Oito horas após duplo atentado suicida matar dezenas de pessoas, entre elas 13 militares norte-americanos, em Cabul, um fragilizado presidente Joe Biden avisa que os EUA não se intimidarão, jura caçada aos terroristas e descarta parar resgate

Rodrigo Craveiro
postado em 27/08/2021 06:00
 (crédito: Wakil Kohsar/AFP)
(crédito: Wakil Kohsar/AFP)

Morador de Cabul, Ali Hassani, 28 anos, estava a 100m do Portão Abbey, a entrada leste do Aeroporto Internacional Hamid Karzai, quando pediu aos fuzileiros navais dos Estados Unidos para que permitissem seu acesso ao terminal aéreo.

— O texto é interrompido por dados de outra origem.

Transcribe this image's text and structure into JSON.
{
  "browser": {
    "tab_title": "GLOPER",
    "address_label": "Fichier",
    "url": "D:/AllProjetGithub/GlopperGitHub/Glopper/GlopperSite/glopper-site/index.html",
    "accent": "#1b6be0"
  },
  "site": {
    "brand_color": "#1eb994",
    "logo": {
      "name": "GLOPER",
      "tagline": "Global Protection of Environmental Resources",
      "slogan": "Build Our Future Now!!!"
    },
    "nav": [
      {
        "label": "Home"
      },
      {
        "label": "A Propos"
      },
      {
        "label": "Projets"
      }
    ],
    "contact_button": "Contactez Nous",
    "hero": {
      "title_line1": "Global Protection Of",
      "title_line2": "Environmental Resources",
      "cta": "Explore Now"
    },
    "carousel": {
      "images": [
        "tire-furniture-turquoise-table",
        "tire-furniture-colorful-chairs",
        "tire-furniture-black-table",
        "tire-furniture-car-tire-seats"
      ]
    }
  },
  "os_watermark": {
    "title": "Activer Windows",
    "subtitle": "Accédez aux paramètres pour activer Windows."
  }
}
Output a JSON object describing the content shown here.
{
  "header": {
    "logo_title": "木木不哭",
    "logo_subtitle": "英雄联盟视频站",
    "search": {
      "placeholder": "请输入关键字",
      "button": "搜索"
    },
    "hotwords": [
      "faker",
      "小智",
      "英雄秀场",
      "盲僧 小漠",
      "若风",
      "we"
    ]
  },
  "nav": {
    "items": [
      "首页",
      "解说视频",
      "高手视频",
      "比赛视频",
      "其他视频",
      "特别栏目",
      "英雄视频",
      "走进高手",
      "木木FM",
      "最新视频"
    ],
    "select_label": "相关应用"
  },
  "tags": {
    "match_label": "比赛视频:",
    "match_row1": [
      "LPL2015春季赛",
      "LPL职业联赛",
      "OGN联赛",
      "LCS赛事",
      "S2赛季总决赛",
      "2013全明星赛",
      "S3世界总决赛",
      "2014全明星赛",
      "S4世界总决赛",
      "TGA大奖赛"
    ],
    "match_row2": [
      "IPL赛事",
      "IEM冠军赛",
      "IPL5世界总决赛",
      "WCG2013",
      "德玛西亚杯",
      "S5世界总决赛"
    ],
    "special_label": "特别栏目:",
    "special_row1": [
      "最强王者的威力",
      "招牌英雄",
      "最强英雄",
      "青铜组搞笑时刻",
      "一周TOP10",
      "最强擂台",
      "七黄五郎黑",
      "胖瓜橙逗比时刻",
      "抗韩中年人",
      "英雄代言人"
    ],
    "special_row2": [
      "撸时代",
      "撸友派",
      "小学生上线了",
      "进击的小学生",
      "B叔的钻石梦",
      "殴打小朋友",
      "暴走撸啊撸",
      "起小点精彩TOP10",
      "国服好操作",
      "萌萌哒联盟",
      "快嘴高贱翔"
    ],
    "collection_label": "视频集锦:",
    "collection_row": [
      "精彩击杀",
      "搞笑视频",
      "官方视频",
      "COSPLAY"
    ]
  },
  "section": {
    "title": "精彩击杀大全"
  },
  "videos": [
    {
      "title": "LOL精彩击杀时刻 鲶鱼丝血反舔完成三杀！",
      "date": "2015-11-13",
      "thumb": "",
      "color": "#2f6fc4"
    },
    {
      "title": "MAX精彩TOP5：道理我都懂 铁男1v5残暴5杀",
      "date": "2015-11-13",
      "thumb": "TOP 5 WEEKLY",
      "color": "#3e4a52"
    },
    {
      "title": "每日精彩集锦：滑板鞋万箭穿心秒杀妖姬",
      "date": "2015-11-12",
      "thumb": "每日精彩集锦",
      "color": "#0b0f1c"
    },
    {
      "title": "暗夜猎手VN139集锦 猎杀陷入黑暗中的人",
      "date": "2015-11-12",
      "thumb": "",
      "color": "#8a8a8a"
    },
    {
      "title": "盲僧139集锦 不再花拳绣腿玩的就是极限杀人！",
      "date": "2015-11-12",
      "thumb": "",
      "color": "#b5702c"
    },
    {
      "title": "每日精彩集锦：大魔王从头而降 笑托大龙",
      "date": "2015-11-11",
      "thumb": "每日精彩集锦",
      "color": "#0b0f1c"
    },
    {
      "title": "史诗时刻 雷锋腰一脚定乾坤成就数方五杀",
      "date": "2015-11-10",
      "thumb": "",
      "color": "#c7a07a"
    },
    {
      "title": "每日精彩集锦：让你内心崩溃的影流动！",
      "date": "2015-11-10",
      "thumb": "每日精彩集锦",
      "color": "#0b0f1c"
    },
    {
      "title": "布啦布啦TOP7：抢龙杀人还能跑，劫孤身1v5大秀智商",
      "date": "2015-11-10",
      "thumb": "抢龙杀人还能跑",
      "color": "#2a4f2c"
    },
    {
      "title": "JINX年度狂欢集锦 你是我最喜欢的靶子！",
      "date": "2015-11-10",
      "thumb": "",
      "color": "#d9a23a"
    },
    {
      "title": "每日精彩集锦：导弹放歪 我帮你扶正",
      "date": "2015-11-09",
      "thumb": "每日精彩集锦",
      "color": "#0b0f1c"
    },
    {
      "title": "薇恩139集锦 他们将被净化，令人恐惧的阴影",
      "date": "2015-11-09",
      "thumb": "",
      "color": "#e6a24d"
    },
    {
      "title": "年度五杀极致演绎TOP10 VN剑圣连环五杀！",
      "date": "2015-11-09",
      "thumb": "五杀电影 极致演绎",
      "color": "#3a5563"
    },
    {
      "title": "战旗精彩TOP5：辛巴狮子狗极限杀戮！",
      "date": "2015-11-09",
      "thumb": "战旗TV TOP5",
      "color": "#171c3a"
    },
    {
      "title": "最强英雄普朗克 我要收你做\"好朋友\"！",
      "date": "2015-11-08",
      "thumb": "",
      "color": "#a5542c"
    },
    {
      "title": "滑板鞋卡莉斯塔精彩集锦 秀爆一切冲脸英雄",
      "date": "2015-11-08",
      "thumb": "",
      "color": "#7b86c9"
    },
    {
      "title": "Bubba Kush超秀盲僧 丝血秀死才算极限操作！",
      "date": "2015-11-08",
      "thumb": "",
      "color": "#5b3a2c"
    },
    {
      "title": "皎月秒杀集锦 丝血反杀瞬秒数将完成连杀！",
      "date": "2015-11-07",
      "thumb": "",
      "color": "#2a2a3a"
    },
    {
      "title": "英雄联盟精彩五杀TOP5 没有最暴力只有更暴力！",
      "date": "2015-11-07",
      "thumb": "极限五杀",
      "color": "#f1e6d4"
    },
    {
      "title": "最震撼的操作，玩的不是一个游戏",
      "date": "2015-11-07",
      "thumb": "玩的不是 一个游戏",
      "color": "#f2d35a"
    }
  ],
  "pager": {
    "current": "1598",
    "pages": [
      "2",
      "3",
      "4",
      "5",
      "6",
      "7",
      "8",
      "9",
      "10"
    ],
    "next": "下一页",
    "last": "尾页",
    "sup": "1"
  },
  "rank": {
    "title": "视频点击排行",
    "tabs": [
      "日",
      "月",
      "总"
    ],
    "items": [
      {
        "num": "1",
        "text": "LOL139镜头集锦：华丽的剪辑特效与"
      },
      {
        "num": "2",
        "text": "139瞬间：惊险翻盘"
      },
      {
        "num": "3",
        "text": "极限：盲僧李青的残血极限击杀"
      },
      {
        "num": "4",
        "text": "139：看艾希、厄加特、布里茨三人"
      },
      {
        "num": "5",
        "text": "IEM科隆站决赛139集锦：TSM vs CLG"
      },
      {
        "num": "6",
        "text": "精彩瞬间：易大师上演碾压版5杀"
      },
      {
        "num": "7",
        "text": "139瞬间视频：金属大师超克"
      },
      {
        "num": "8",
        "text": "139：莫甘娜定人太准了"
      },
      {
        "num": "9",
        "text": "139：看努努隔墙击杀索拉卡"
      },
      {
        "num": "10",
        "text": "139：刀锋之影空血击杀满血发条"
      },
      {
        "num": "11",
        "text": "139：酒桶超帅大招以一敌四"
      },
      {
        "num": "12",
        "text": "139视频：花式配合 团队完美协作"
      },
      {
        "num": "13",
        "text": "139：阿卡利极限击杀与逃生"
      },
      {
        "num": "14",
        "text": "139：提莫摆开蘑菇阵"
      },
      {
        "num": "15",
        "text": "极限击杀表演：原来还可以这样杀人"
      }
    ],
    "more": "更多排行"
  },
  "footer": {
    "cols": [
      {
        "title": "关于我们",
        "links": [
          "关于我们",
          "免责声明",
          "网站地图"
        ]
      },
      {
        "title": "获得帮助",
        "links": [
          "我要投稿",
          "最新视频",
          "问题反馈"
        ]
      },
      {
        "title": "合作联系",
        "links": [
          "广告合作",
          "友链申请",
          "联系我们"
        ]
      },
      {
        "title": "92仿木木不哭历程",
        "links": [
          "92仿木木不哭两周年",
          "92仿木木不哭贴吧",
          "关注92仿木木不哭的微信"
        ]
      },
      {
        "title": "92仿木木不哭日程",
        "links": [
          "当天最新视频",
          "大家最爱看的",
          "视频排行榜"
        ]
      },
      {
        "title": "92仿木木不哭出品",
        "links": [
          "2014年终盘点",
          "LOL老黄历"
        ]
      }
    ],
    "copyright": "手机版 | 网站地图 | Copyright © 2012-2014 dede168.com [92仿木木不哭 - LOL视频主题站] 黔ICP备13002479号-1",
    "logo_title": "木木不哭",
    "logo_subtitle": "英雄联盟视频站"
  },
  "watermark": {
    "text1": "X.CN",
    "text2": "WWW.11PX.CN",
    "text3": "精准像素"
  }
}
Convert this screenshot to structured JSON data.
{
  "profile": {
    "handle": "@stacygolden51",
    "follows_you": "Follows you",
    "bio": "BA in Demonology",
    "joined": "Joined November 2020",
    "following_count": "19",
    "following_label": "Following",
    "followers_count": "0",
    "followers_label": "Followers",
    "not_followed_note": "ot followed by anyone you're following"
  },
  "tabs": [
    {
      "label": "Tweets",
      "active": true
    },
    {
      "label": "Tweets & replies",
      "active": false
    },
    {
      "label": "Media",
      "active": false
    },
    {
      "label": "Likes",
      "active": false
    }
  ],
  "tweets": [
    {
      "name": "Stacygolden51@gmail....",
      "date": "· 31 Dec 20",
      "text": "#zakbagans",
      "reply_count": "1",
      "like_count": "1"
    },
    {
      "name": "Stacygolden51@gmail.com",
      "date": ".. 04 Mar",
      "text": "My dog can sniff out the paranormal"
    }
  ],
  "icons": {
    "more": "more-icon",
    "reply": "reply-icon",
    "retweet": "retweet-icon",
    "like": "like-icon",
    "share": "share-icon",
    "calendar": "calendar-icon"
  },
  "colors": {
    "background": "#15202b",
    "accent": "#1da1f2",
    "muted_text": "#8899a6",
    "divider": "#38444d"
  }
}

“Eles ordenaram que eu me afastasse. Então, vi quatro homens suspeitos, que olhavam sem parar em direção ao portão e aos marines. Usavam vestes diferentes e não carregavam armas. Voltei à fila e, por volta das 18h (10h30 em Brasília), uma explosão ocorreu no local onde aqueles homens estavam, uns dois minutos depois”, contou ao Correio.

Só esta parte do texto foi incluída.